Value Drifts: Tracing Value Alignment During LLM Post-Training
Mehar Bhatia, Shravan Nayak, Gaurav Kamath, Marius Mosbach, Karolina Stańczak, Vered Shwartz, Siva Reddy
2025-11-03
Summary
This paper investigates how large language models, or LLMs, develop their understanding of human values during their training process, specifically after their initial training is complete.
What's the problem?
Currently, most research focuses on *whether* a finished LLM aligns with human values, but not *how* those values are actually learned during the fine-tuning stages. We don't really understand when and why a model starts to reflect certain values, or how different training methods affect this process. It's like checking if a student understands history, but not looking at how they learned it in class.
What's the solution?
The researchers trained different versions of Llama-3 and Qwen-3 models, using common techniques to improve their responses based on human preferences. They carefully tracked how the models’ values changed throughout this fine-tuning process.
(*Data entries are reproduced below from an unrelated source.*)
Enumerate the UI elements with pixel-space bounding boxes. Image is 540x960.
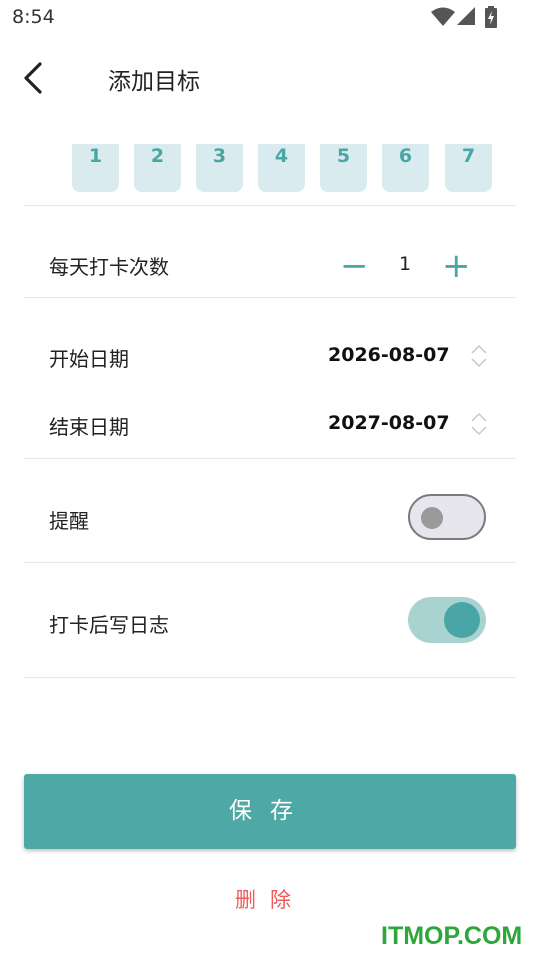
- wifi-icon: [431, 7, 455, 26]
- end-date-label: 结束日期: [49, 415, 129, 439]
- day-chip-6[interactable]: 6: [382, 144, 429, 192]
- toggle-knob: [444, 602, 480, 638]
- end-date-value[interactable]: 2027-08-07: [328, 412, 450, 434]
- save-button[interactable]: 保存: [24, 774, 516, 849]
- toggle-knob: [421, 507, 443, 529]
- day-chip-1[interactable]: 1: [72, 144, 119, 192]
- reminder-label: 提醒: [49, 509, 89, 533]
- back-button[interactable]: [14, 56, 54, 100]
- reminder-toggle[interactable]: [408, 494, 486, 540]
- day-chip-7[interactable]: 7: [445, 144, 492, 192]
- spinner-icon[interactable]: [470, 343, 488, 369]
- signal-icon: [457, 7, 475, 25]
- count-value: 1: [399, 253, 412, 275]
- status-time: 8:54: [12, 6, 55, 28]
- day-chip-4[interactable]: 4: [258, 144, 305, 192]
- journal-toggle[interactable]: [408, 597, 486, 643]
- divider: [24, 458, 516, 459]
- delete-button[interactable]: 删除: [0, 884, 540, 914]
- journal-label: 打卡后写日志: [49, 613, 169, 637]
- start-date-label: 开始日期: [49, 347, 129, 371]
- start-date-value[interactable]: 2026-08-07: [328, 344, 450, 366]
- watermark-logo: ITMOP.COM: [381, 922, 523, 950]
- decrement-button[interactable]: −: [340, 249, 369, 283]
- battery-icon: [485, 6, 497, 28]
- day-chip-5[interactable]: 5: [320, 144, 367, 192]
- divider: [24, 562, 516, 563]
- spinner-icon[interactable]: [470, 411, 488, 437]
- day-chip-2[interactable]: 2: [134, 144, 181, 192]
- day-chip-3[interactable]: 3: [196, 144, 243, 192]
- divider: [24, 297, 516, 298]
- divider: [24, 677, 516, 678]
- daily-count-label: 每天打卡次数: [49, 255, 169, 279]
- divider: [24, 205, 516, 206]
- increment-button[interactable]: +: [442, 249, 471, 283]
- page-title: 添加目标: [108, 69, 200, 95]
- chevron-left-icon: [24, 62, 42, 94]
They also created a special dataset where they could directly control what values the model was exposed to. By comparing the results, they found that the initial fine-tuning stage is the most important for establishing a model’s values, and later preference optimization doesn’t usually change them much. Different preference optimization methods can also lead to different value outcomes, even with the same data.
Why it matters?
This research is important because it gives us a better understanding of how to build LLMs that are more aligned with what humans consider to be good and ethical. Knowing when and how values are learned allows us to carefully select training data and methods to create models that are safer, more reliable, and more helpful to people. It’s a step towards making sure AI systems reflect our values, rather than developing them on their own.
Abstract
As LLMs occupy an increasingly important role in society, they are more and more confronted with questions that require them not only to draw on their general knowledge but also to align with certain human value systems. Therefore, studying the alignment of LLMs with human values has become a crucial field of inquiry. Prior work, however, mostly focuses on evaluating the alignment of fully trained models, overlooking the training dynamics by which models learn to express human values. In this work, we investigate how and at which stage value alignment arises during the course of a model's post-training. Our analysis disentangles the effects of post-training algorithms and datasets, measuring both the magnitude and time of value drifts during training. Experimenting with Llama-3 and Qwen-3 models of different sizes and popular supervised fine-tuning (SFT) and preference optimization datasets and algorithms, we find that the SFT phase generally establishes a model's values, and subsequent preference optimization rarely re-aligns these values. Furthermore, using a synthetic preference dataset that enables controlled manipulation of values, we find that different preference optimization algorithms lead to different value alignment outcomes, even when preference data is held constant. Our findings provide actionable insights into how values are learned during post-training and help to inform data curation, as well as the selection of models and algorithms for preference optimization to improve model alignment to human values.